Он приходит последним, и я все понимаю. Билли ухмыляется, Билли смеется, и это звук моего сердца. «Я нашел ее, – говорит он мне, – я нашел Генри!» Он одет в лучшую одежду, совсем как в тот первый день, в Павильоне. К нему вернулся былой задор, и если я сейчас закрою глаза, думаю, я потеряю его навсегда. «Не оставляй меня, Билли». Я громко всхлипываю, и меня заливает собственной рвотой. «Посмотри на меня. Стоило мне тебя встретить, как я стал жалким типом». – «Нет, Хеми. Ты стал принцем».
Все начинается с мути, боли и пота. Дни напролет. Кто-то вливает мне между губами воду или бульон. Все выливается обратно до тех пор, пока наконец мой желудок не принимает то, что в него попадает. Медленно. Медленно я начинаю понимать, что вижу, что чувствую: размеры маленькой комнаты, постель из одних холщовых мешков на сухих пальмовых листьях, свет снаружи, яростно пробивающийся сквозь дверь, лунный свет, который легче выносить, но ничуть не прохладнее. Всегда так тепло. И люди. Мужчина. Женщина. Дети, которые трогают меня, как и когда хотят. Язык, который я не могу распознать и который иногда похож на английский. Рев моря. Многочисленные проявления их доброты. Мой стыд. Рев моря.
Наконец мой опухший язык сжался до размеров, позволявших издавать речь. «Я Чеймс, – сказал я, – нет, Чимми».
– Чимми?
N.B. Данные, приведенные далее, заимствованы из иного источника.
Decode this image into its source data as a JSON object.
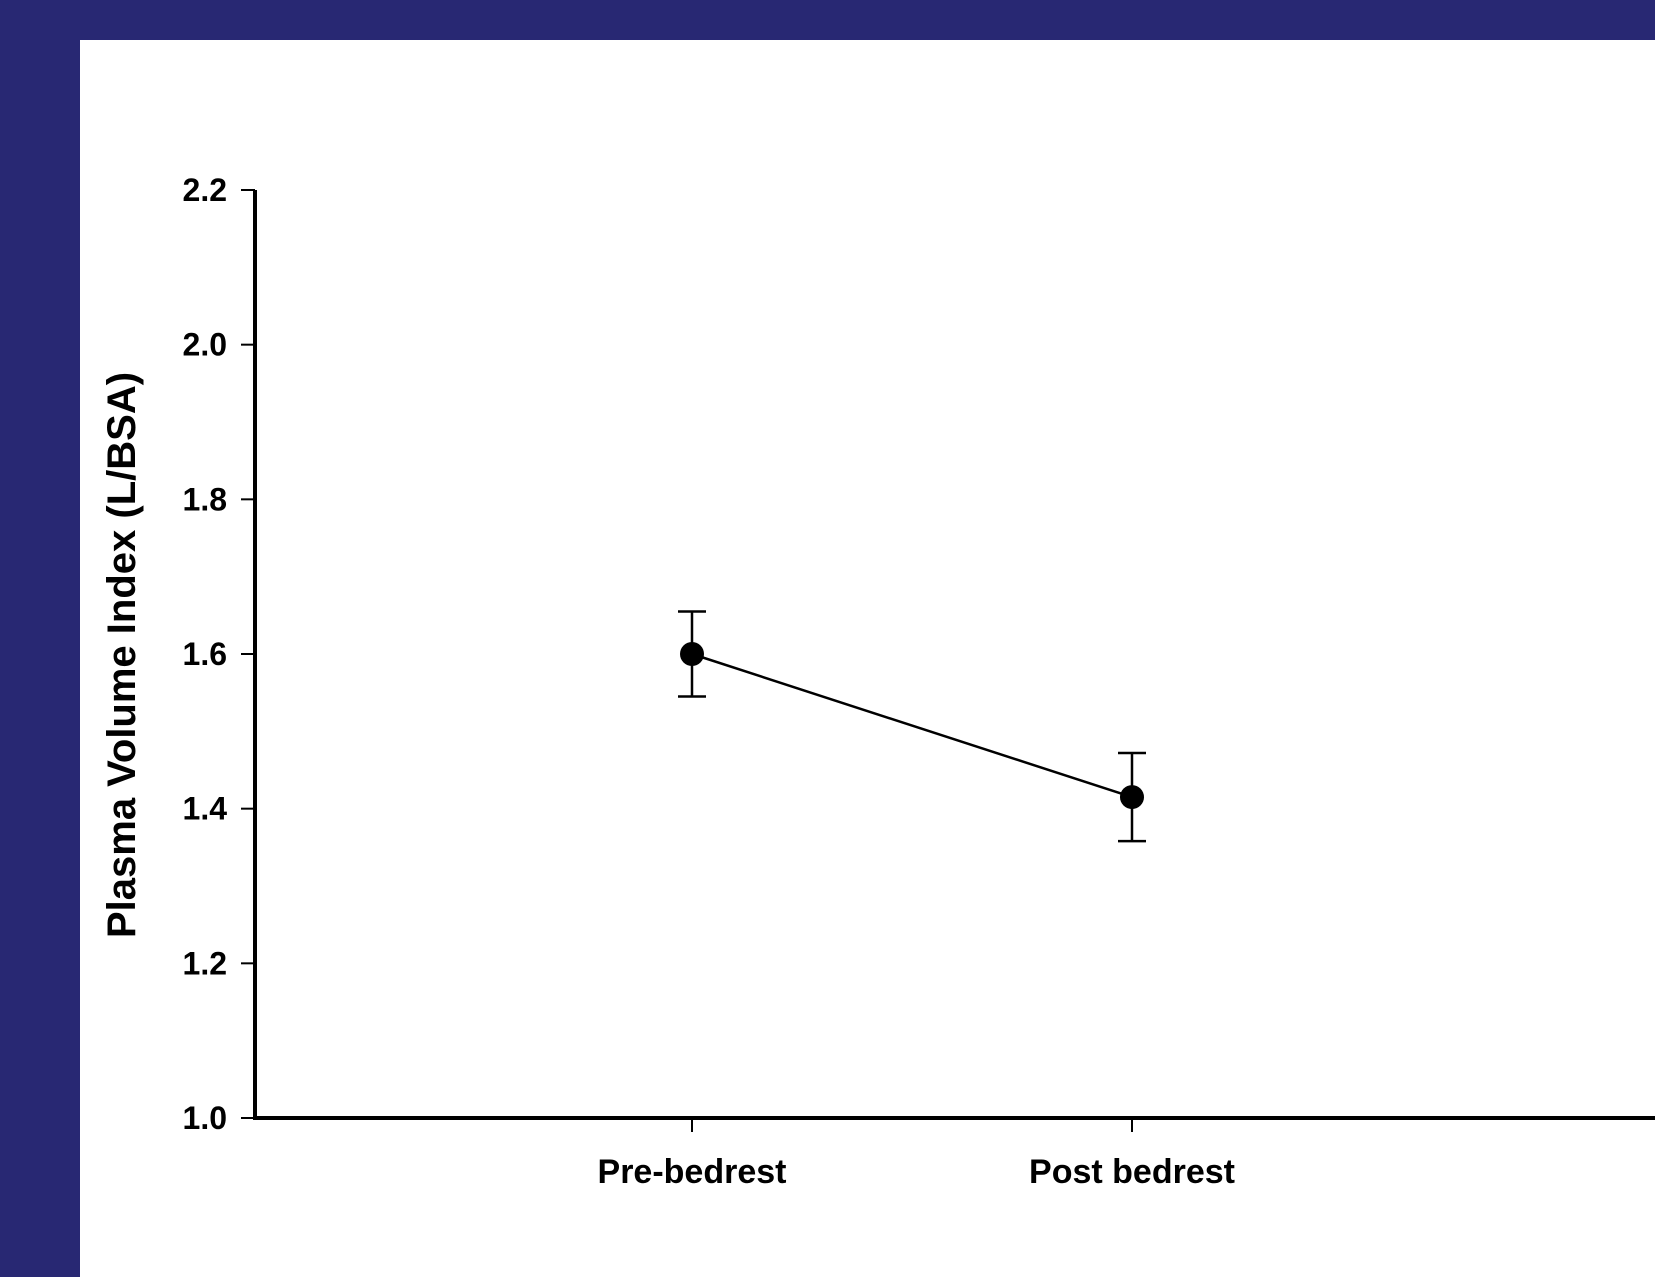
{
  "colors": {
    "frame_background": "#282873",
    "panel_background": "#ffffff",
    "ink": "#000000"
  },
  "chart_data": {
    "type": "scatter",
    "title": "",
    "xlabel": "",
    "ylabel": "Plasma Volume Index (L/BSA)",
    "ylim": [
      1.0,
      2.2
    ],
    "yticks": [
      1.0,
      1.2,
      1.4,
      1.6,
      1.8,
      2.0,
      2.2
    ],
    "ytick_labels": [
      "1.0",
      "1.2",
      "1.4",
      "1.6",
      "1.8",
      "2.0",
      "2.2"
    ],
    "categories": [
      "Pre-bedrest",
      "Post bedrest"
    ],
    "series": [
      {
        "values": [
          1.6,
          1.415
        ],
        "error": [
          0.055,
          0.057
        ],
        "marker": "filled-circle",
        "connected": true
      }
    ],
    "grid": false,
    "legend": "none"
  }
}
Чеймс? – Женщина была крупная, закутанная в легкую цветастую одежду, которая выглядела такой прохладной. Я знал, что так быть не может, но мне нужно было вытянуть руку, чтобы в этом убедиться.
– Никаких рук, Чимми Чеймс.
– Хеми. Не Чимми, Хеми.
– Чиммихеми?
– Хе-ми. Пожалуйста, зовите меня Хеми. – Даже на это понадобилось слишком много усилий. Я погрузился в глубокий сон. И через какое-то время проснулся, и в воздухе витал запах пряной еды.
– Он говорит, что его зовут Чимми Чеймс Чиммихеми.
– Нет. Гм, простите. Меня зовут Хеми.